Hold a short blank to a long     sacrificial strip of junk wood in order to keep your hands clear of     a fast moving saw blade.
Hold 2 blanks together for cutting     matching inlays.
Hold 2 pieces together  for     turning and then take them apart before final assembly.
Use a few globs of HMG to make a     cradle for a pen so that you can work on the side of  it without     having it move around.
 The possibilities are almost endless.  It's used commercially for assembling cardboard boxes.  That could be handy when you want to ship something.  When you're finished with the temporary tack, just twist the glued pieces apart or give the joint a sharp tap with a mallet and peel the HMG off.

The equipment and supplies aren't expensive.  The gun averages $5 to $30 USD.   More expensive guns will generally be bigger and will heat higher and faster.  The hotter the temp, the stronger the hold.  The glue runs between a few cents and a dollar per stick.   They come in different sizes, heat ranges and intended applications.  Clear is for general purpose and yellow is for wood.  With a little experimentation,  you'll learn which kind and how to apply it for the hold you want.   

So if you thought HMG was just for froufrou crafts, pick up an inexpensive gun the next time you're at the BORG and see just how useful it can be in the noble wood shop.


----------



## thewishman (Apr 23, 2011)

Thanks for the info. That may come in handy.

My wife has a glue gun and sticks, that would make a cheap experiment.


----------



## RonSchmitt (Apr 23, 2011)

thewishman said:


> Thanks for the info. That may come in handy.
> 
> My wife has a glue gun and sticks, that would make a cheap experiment.


My wifes glue gun suddenly went missing from her craft box.


----------



## KenV (Apr 23, 2011)

Do not use it much with pens --- but have reinforced connections on jam chucks many times.   

Some glues are easier to remove than others --  technique makes a difference as does finish on some of the wood.  

Great for attachings temp blocks for clamps when gluing small pieces.

Sharp paring chisels and Exacto knives are your friend.


----------



## Fred (Apr 24, 2011)

Been using an industrial hot glue gun for several years to hold many sacrificial pieces when bowl turning.

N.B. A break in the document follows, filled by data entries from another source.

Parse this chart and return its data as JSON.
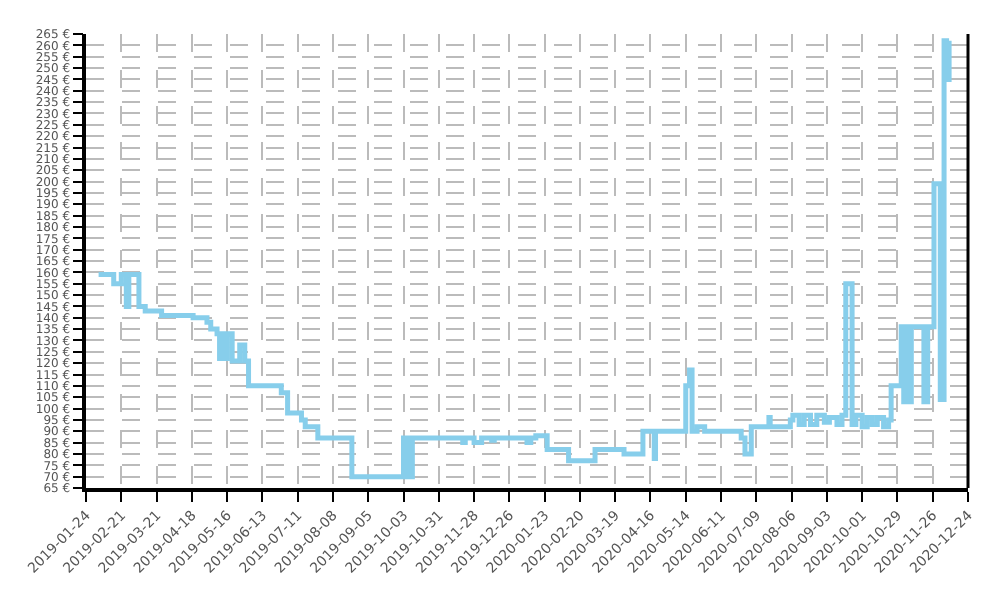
{
  "chart_data": {
    "type": "step",
    "color": "#87ceeb",
    "grid": true,
    "marker": "none",
    "line_style": "solid",
    "x": [
      "2019-02-03",
      "2019-02-15",
      "2019-02-21",
      "2019-02-25",
      "2019-02-27",
      "2019-03-07",
      "2019-03-12",
      "2019-03-25",
      "2019-04-19",
      "2019-04-30",
      "2019-05-03",
      "2019-05-08",
      "2019-05-10",
      "2019-05-12",
      "2019-05-14",
      "2019-05-16",
      "2019-05-20",
      "2019-05-26",
      "2019-05-30",
      "2019-06-02",
      "2019-06-28",
      "2019-07-03",
      "2019-07-14",
      "2019-07-17",
      "2019-07-27",
      "2019-08-23",
      "2019-10-03",
      "2019-10-05",
      "2019-10-07",
      "2019-10-09",
      "2019-10-10",
      "2019-11-19",
      "2019-11-21",
      "2019-11-28",
      "2019-12-04",
      "2019-12-12",
      "2019-12-14",
      "2020-01-09",
      "2020-01-12",
      "2020-01-16",
      "2020-01-25",
      "2020-02-11",
      "2020-03-03",
      "2020-03-26",
      "2020-04-10",
      "2020-04-19",
      "2020-04-20",
      "2020-05-14",
      "2020-05-17",
      "2020-05-19",
      "2020-05-23",
      "2020-05-29",
      "2020-06-27",
      "2020-06-30",
      "2020-07-05",
      "2020-07-19",
      "2020-07-20",
      "2020-08-05",
      "2020-08-07",
      "2020-08-12",
      "2020-08-16",
      "2020-08-21",
      "2020-08-26",
      "2020-09-01",
      "2020-09-05",
      "2020-09-11",
      "2020-09-15",
      "2020-09-18",
      "2020-09-23",
      "2020-09-26",
      "2020-10-01",
      "2020-10-05",
      "2020-10-09",
      "2020-10-13",
      "2020-10-18",
      "2020-10-22",
      "2020-10-24",
      "2020-11-01",
      "2020-11-03",
      "2020-11-05",
      "2020-11-07",
      "2020-11-09",
      "2020-11-19",
      "2020-11-22",
      "2020-11-27",
      "2020-12-02",
      "2020-12-05",
      "2020-12-07",
      "2020-12-09"
    ],
    "values": [
      159,
      155,
      159,
      145,
      159,
      145,
      143,
      141,
      140,
      138,
      135,
      133,
      122,
      133,
      122,
      133,
      121,
      128,
      121,
      110,
      107,
      98,
      95,
      92,
      87,
      70,
      87,
      70,
      87,
      70,
      87,
      85,
      87,
      85,
      87,
      86,
      87,
      85,
      87,
      88,
      82,
      77,
      82,
      80,
      90,
      78,
      90,
      110,
      117,
      90,
      92,
      90,
      87,
      80,
      92,
      96,
      92,
      95,
      97,
      93,
      97,
      93,
      97,
      94,
      96,
      93,
      97,
      155,
      93,
      97,
      92,
      96,
      93,
      96,
      92,
      95,
      110,
      136,
      103,
      136,
      103,
      136,
      103,
      136,
      199,
      104,
      262,
      245,
      262
    ],
    "xlim": [
      "2019-01-24",
      "2020-12-24"
    ],
    "xticks": [
      "2019-01-24",
      "2019-02-21",
      "2019-03-21",
      "2019-04-18",
      "2019-05-16",
      "2019-06-13",
      "2019-07-11",
      "2019-08-08",
      "2019-09-05",
      "2019-10-03",
      "2019-10-31",
      "2019-11-28",
      "2019-12-26",
      "2020-01-23",
      "2020-02-20",
      "2020-03-19",
      "2020-04-16",
      "2020-05-14",
      "2020-06-11",
      "2020-07-09",
      "2020-08-06",
      "2020-09-03",
      "2020-10-01",
      "2020-10-29",
      "2020-11-26",
      "2020-12-24"
    ],
    "ylim": [
      65,
      265
    ],
    "yticks": [
      {
        "value": 65,
        "label": "65 €"
      },
      {
        "value": 70,
        "label": "70 €"
      },
      {
        "value": 75,
        "label": "75 €"
      },
      {
        "value": 80,
        "label": "80 €"
      },
      {
        "value": 85,
        "label": "85 €"
      },
      {
        "value": 90,
        "label": "90 €"
      },
      {
        "value": 95,
        "label": "95 €"
      },
      {
        "value": 100,
        "label": "100 €"
      },
      {
        "value": 105,
        "label": "105 €"
      },
      {
        "value": 110,
        "label": "110 €"
      },
      {
        "value": 115,
        "label": "115 €"
      },
      {
        "value": 120,
        "label": "120 €"
      },
      {
        "value": 125,
        "label": "125 €"
      },
      {
        "value": 130,
        "label": "130 €"
      },
      {
        "value": 135,
        "label": "135 €"
      },
      {
        "value": 140,
        "label": "140 €"
      },
      {
        "value": 145,
        "label": "145 €"
      },
      {
        "value": 150,
        "label": "150 €"
      },
      {
        "value": 155,
        "label": "155 €"
      },
      {
        "value": 160,
        "label": "160 €"
      },
      {
        "value": 165,
        "label": "165 €"
      },
      {
        "value": 170,
        "label": "170 €"
      },
      {
        "value": 175,
        "label": "175 €"
      },
      {
        "value": 180,
        "label": "180 €"
      },
      {
        "value": 185,
        "label": "185 €"
      },
      {
        "value": 190,
        "label": "190 €"
      },
      {
        "value": 195,
        "label": "195 €"
      },
      {
        "value": 200,
        "label": "200 €"
      },
      {
        "value": 205,
        "label": "205 €"
      },
      {
        "value": 210,
        "label": "210 €"
      },
      {
        "value": 215,
        "label": "215 €"
      },
      {
        "value": 220,
        "label": "220 €"
      },
      {
        "value": 225,
        "label": "225 €"
      },
      {
        "value": 230,
        "label": "230 €"
      },
      {
        "value": 235,
        "label": "235 €"
      },
      {
        "value": 240,
        "label": "240 €"
      },
      {
        "value": 245,
        "label": "245 €"
      },
      {
        "value": 250,
        "label": "250 €"
      },
      {
        "value": 255,
        "label": "255 €"
      },
      {
        "value": 260,
        "label": "260 €"
      },
      {
        "value": 265,
        "label": "265 €"
      }
    ]
  }
}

One tidbit of info ... be careful with the heat of your glue. Many woods can get 'burned' if the glue is really hot. Actually the wood can take on a toasted type appearance ... DAMHIKT! And that also goes true for one's fingers!!


----------



## LeeR (Apr 24, 2011)

After cursing at the crappy glue guns you find at most craft stores, I bought my wife a Dremel Glue Gun.  Typical Dremel quality -- highly recommended.


----------